US President Donald Trump has cancelled his first official trip to Latin America to focus on the issue of a suspected chemical attack in Syria.
He will remain in Washington to "oversee the American response to Syria", the White House said.
Meanwhile, the global chemical weapons watchdog has said it will send a fact-finding team to the site in Douma.
Medical sources say dozens were killed in the alleged attack there, but exact numbers are impossible to verify.
The Organisation for the Prohibition of Chemical Weapons (OPCW) said a team would deploy to Syria "shortly".
It comes after Syria and its military backer, Russia, both said they wanted to facilitate a visit by inspectors. Syria denies being behind any chemical attack.
At the United Nations Security Council on Tuesday, Russia, as expected, vetoed a US proposal for a new panel to investigate and apportion blame for chemical attacks in Syria. A previous panel ended in November after Russia used its veto to stop it being renewed.
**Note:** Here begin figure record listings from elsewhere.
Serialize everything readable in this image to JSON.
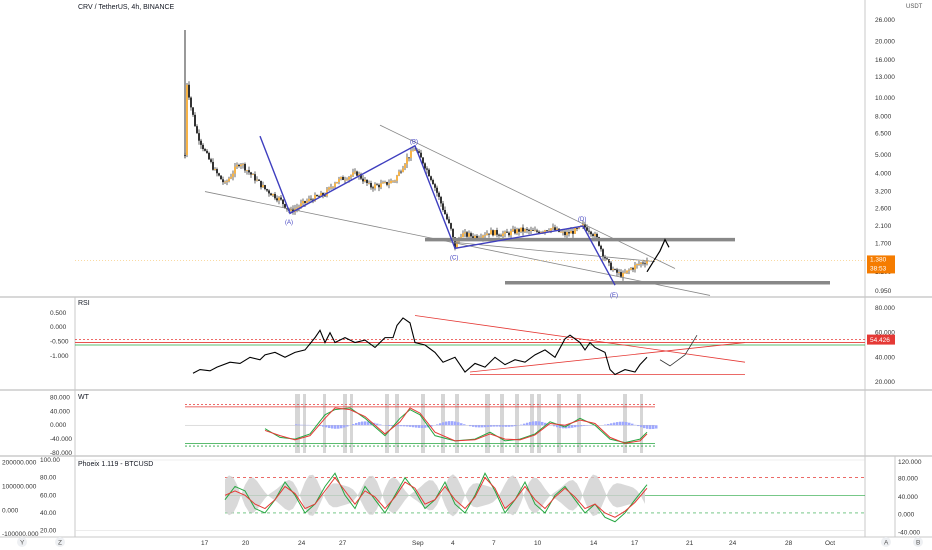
{
  "header": {
    "symbol_title": "CRV / TetherUS, 4h, BINANCE",
    "currency": "USDT"
  },
  "colors": {
    "candle_up": "#f7a11a",
    "candle_down": "#000000",
    "wave_line": "#3f3fbf",
    "trend_line": "#888888",
    "level_bar": "#888888",
    "price_badge": "#f57c00",
    "rsi_line": "#000000",
    "rsi_badge": "#e53935",
    "red_line": "#e53935",
    "green_line": "#26a641",
    "wt_fill": "#9fa8ff"
  },
  "chart_data": [
    {
      "type": "candlestick",
      "title": "CRV / TetherUS, 4h, BINANCE",
      "y_scale": "log",
      "y_ticks": [
        "26.000",
        "20.000",
        "16.000",
        "13.000",
        "10.000",
        "8.000",
        "6.500",
        "5.000",
        "4.000",
        "3.200",
        "2.600",
        "2.100",
        "1.700",
        "1.380",
        "1.200",
        "0.950"
      ],
      "last_price": "1.380",
      "countdown": "38:53",
      "x_ticks": [
        "17",
        "20",
        "24",
        "27",
        "Sep",
        "4",
        "7",
        "10",
        "14",
        "17",
        "21",
        "24",
        "28",
        "Oct"
      ],
      "close_path": [
        [
          0,
          5.0
        ],
        [
          2,
          12.0
        ],
        [
          6,
          9.0
        ],
        [
          12,
          6.5
        ],
        [
          20,
          5.2
        ],
        [
          30,
          4.1
        ],
        [
          40,
          3.5
        ],
        [
          55,
          4.6
        ],
        [
          65,
          4.0
        ],
        [
          80,
          3.3
        ],
        [
          95,
          2.9
        ],
        [
          105,
          2.5
        ],
        [
          110,
          2.6
        ],
        [
          125,
          2.9
        ],
        [
          140,
          3.1
        ],
        [
          150,
          3.6
        ],
        [
          160,
          3.8
        ],
        [
          172,
          4.0
        ],
        [
          185,
          3.4
        ],
        [
          200,
          3.5
        ],
        [
          210,
          3.7
        ],
        [
          222,
          4.8
        ],
        [
          230,
          5.4
        ],
        [
          238,
          4.6
        ],
        [
          248,
          3.6
        ],
        [
          258,
          2.6
        ],
        [
          266,
          2.0
        ],
        [
          270,
          1.62
        ],
        [
          276,
          1.9
        ],
        [
          290,
          1.85
        ],
        [
          305,
          1.95
        ],
        [
          320,
          1.9
        ],
        [
          335,
          2.0
        ],
        [
          350,
          1.95
        ],
        [
          365,
          2.05
        ],
        [
          380,
          1.9
        ],
        [
          392,
          2.0
        ],
        [
          398,
          2.1
        ],
        [
          405,
          2.0
        ],
        [
          412,
          1.8
        ],
        [
          418,
          1.5
        ],
        [
          424,
          1.3
        ],
        [
          430,
          1.2
        ],
        [
          438,
          1.15
        ],
        [
          446,
          1.25
        ],
        [
          455,
          1.33
        ],
        [
          462,
          1.38
        ]
      ],
      "annotations": [
        {
          "label": "(A)",
          "x": 105,
          "y": 2.5
        },
        {
          "label": "(B)",
          "x": 230,
          "y": 5.4
        },
        {
          "label": "(C)",
          "x": 270,
          "y": 1.62
        },
        {
          "label": "(D)",
          "x": 398,
          "y": 2.1
        },
        {
          "label": "(E)",
          "x": 430,
          "y": 1.02
        }
      ],
      "wave_path": [
        [
          75,
          6.3
        ],
        [
          105,
          2.45
        ],
        [
          230,
          5.6
        ],
        [
          270,
          1.6
        ],
        [
          398,
          2.1
        ],
        [
          430,
          1.02
        ]
      ],
      "trend_lines": [
        [
          [
            20,
            3.2
          ],
          [
            525,
            0.9
          ]
        ],
        [
          [
            195,
            7.2
          ],
          [
            490,
            1.25
          ]
        ],
        [
          [
            270,
            1.72
          ],
          [
            470,
            1.36
          ]
        ]
      ],
      "levels": [
        {
          "x0": 240,
          "x1": 550,
          "y": 1.78
        },
        {
          "x0": 320,
          "x1": 645,
          "y": 1.05
        }
      ],
      "forecast_path": [
        [
          462,
          1.2
        ],
        [
          475,
          1.55
        ],
        [
          480,
          1.78
        ],
        [
          484,
          1.62
        ]
      ]
    },
    {
      "type": "line",
      "title": "RSI",
      "value_badge": "54.426",
      "y_ticks_right": [
        "80.000",
        "60.000",
        "40.000",
        "20.000"
      ],
      "y_ticks_left": [
        "0.500",
        "0.000",
        "-0.500",
        "-1.000"
      ],
      "ylim": [
        15,
        85
      ],
      "x": [
        8,
        15,
        25,
        32,
        45,
        55,
        65,
        75,
        80,
        90,
        100,
        110,
        120,
        130,
        135,
        140,
        145,
        150,
        160,
        170,
        180,
        190,
        200,
        208,
        212,
        218,
        225,
        230,
        240,
        250,
        258,
        270,
        280,
        290,
        300,
        310,
        320,
        330,
        340,
        350,
        360,
        370,
        380,
        385,
        395,
        400,
        405,
        410,
        420,
        425,
        430,
        440,
        450,
        455,
        462
      ],
      "values": [
        27,
        30,
        29,
        32,
        36,
        35,
        40,
        38,
        42,
        44,
        40,
        44,
        46,
        56,
        62,
        52,
        60,
        52,
        56,
        52,
        54,
        48,
        56,
        56,
        66,
        72,
        68,
        52,
        50,
        44,
        36,
        40,
        28,
        35,
        32,
        40,
        34,
        38,
        36,
        42,
        46,
        40,
        55,
        58,
        52,
        46,
        52,
        48,
        44,
        30,
        26,
        30,
        28,
        34,
        40
      ],
      "forecast_x": [
        475,
        485,
        500,
        512
      ],
      "forecast_values": [
        38,
        33,
        42,
        58
      ],
      "trend_lines": [
        [
          [
            230,
            74
          ],
          [
            560,
            36
          ]
        ],
        [
          [
            285,
            28
          ],
          [
            560,
            52
          ]
        ],
        [
          [
            285,
            26
          ],
          [
            560,
            26
          ]
        ]
      ],
      "levels": [
        {
          "value": 54.4,
          "color": "red",
          "style": "dotted"
        },
        {
          "value": 52,
          "color": "red",
          "style": "solid"
        },
        {
          "value": 50,
          "color": "green",
          "style": "solid"
        }
      ]
    },
    {
      "type": "line",
      "title": "WT",
      "y_ticks": [
        "80.000",
        "40.000",
        "0.000",
        "-40.000",
        "-80.000"
      ],
      "ylim": [
        -80,
        90
      ],
      "x": [
        80,
        95,
        110,
        125,
        140,
        150,
        165,
        180,
        200,
        215,
        225,
        235,
        250,
        270,
        290,
        305,
        320,
        335,
        350,
        365,
        380,
        395,
        410,
        425,
        440,
        455,
        462
      ],
      "series": [
        {
          "name": "",
          "color": "green",
          "values": [
            -10,
            -35,
            -40,
            -25,
            30,
            45,
            50,
            20,
            -30,
            20,
            45,
            30,
            -30,
            -45,
            -40,
            -20,
            -45,
            -40,
            -25,
            10,
            -5,
            20,
            0,
            -40,
            -50,
            -40,
            -20
          ]
        },
        {
          "name": "",
          "color": "red",
          "values": [
            -15,
            -30,
            -42,
            -30,
            20,
            50,
            45,
            25,
            -25,
            10,
            50,
            35,
            -20,
            -45,
            -42,
            -25,
            -40,
            -42,
            -28,
            5,
            0,
            15,
            5,
            -35,
            -52,
            -45,
            -25
          ]
        }
      ],
      "levels": [
        {
          "value": 60,
          "color": "red",
          "style": "dotted"
        },
        {
          "value": 53,
          "color": "red",
          "style": "solid"
        },
        {
          "value": -53,
          "color": "green",
          "style": "solid"
        },
        {
          "value": -60,
          "color": "green",
          "style": "dotted"
        }
      ]
    },
    {
      "type": "line",
      "title": "Phoeix 1.119 - BTCUSD",
      "y_ticks_left": [
        "200000.000",
        "100000.000",
        "0.000",
        "-100000.000"
      ],
      "y_ticks_mid": [
        "100.00",
        "80.00",
        "60.00",
        "40.00",
        "20.00"
      ],
      "y_ticks_right": [
        "120.000",
        "80.000",
        "40.000",
        "0.000",
        "-40.000"
      ],
      "ylim": [
        15,
        100
      ],
      "x": [
        40,
        50,
        60,
        70,
        80,
        90,
        100,
        110,
        120,
        130,
        140,
        150,
        160,
        170,
        180,
        190,
        200,
        210,
        220,
        230,
        240,
        250,
        260,
        270,
        280,
        290,
        300,
        310,
        320,
        330,
        340,
        350,
        360,
        370,
        380,
        390,
        400,
        410,
        420,
        430,
        440,
        450,
        462
      ],
      "series": [
        {
          "name": "",
          "color": "green",
          "values": [
            55,
            70,
            65,
            45,
            40,
            55,
            75,
            60,
            40,
            50,
            70,
            85,
            60,
            45,
            70,
            55,
            40,
            60,
            80,
            65,
            45,
            55,
            75,
            50,
            40,
            60,
            85,
            65,
            40,
            55,
            75,
            50,
            40,
            60,
            70,
            55,
            40,
            50,
            35,
            30,
            40,
            55,
            72
          ]
        },
        {
          "name": "",
          "color": "red",
          "values": [
            60,
            65,
            60,
            50,
            45,
            55,
            70,
            62,
            45,
            50,
            65,
            80,
            65,
            50,
            65,
            58,
            45,
            58,
            75,
            68,
            50,
            55,
            70,
            55,
            45,
            58,
            80,
            68,
            45,
            55,
            70,
            55,
            45,
            58,
            68,
            58,
            45,
            50,
            40,
            35,
            42,
            52,
            68
          ]
        }
      ],
      "levels": [
        {
          "value": 80,
          "color": "red",
          "style": "dashed"
        },
        {
          "value": 60,
          "color": "green",
          "style": "solid"
        },
        {
          "value": 40,
          "color": "green",
          "style": "dashed"
        }
      ]
    }
  ],
  "bottom_bar": {
    "left_buttons": [
      "Y",
      "Z"
    ],
    "right_buttons": [
      "A",
      "B"
    ]
  }
}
US Vice-President Mike Pence will travel in President Trump's place for the Latin America trip, which begins in Peru for the Summit of the Americas.
Will there be a military strike?
Mr Trump has promised a "forceful" response, and has spoken of numerous military options. His Defence Secretary, James Mattis, has also cancelled travel plans this week.
Last April, after a Sarin nerve agent attack killed more than 80 people in a Syrian opposition-held town, Mr Trump ordered the firing of dozens of cruise missiles at a Syrian government air base from US Navy ships in the Mediterranean.
It was the first direct US military action against forces commanded by Syrian President Bashar al-Assad.
Since Saturday's incident, Washington has been in discussion with Britain and France, raising the prospect of co-ordinated Western military action.
A US Navy guided-missile destroyer, the USS Donald Cook, is in the Mediterranean.
Mr Trump's decision to cancel his Latin America trip suggests the US response may involve a larger military operation than a limited strike, says the BBC's Barbara Plett Usher in Washington.
French President Emmanuel Macron said that if military action was taken, it would target "the regime's chemical capabilities", and not the forces of its allies Russia or Iran. Speaking in Paris, he said he did "not want an escalation" and that a decision would be made in the coming days.
The information that France has shows "that chemical weapons were indeed used and that the regime could clearly be held responsible", Mr Macron added.
The US and France have not released evidence to support their assessments of the alleged attack.
Neither the death toll nor what exactly occurred can be verified as the area is blocked off, with access denied.
UK Prime Minister Theresa May spoke to President Trump and President Macron in separate calls on Tuesday.
Mrs May and Mr Trump had condemned Mr Assad's "vicious disregard for human life" and "agreed not to allow the use of chemical weapons to continue", the White House said.
Russia has warned at the UN Security Council that US military action could have "grave repercussions".
What happened on Saturday?
Syrian opposition activists, rescue workers and medics allege that bombs filled with toxic chemicals were dropped on Douma, in the Eastern Ghouta region, near the capital Damascus, by Syrian government forces.
The Syrian-American Medical Society said more than 500 people were brought to medical centres with symptoms "indicative of exposure to a chemical agent".
It said this included breathing difficulties, bluish skin, mouth foaming, corneal burns and "the emission of chlorine-like odour".
The estimates of how many people died in the suspected chemical attack range from 42 to more than 60 people, but medical groups say numbers could rise as rescue workers gain access to basements where hundreds of families had sought refuge from bombing.
The French representative at the UN Security Council said poison gas had deliberately been used as it could seep down to the basements.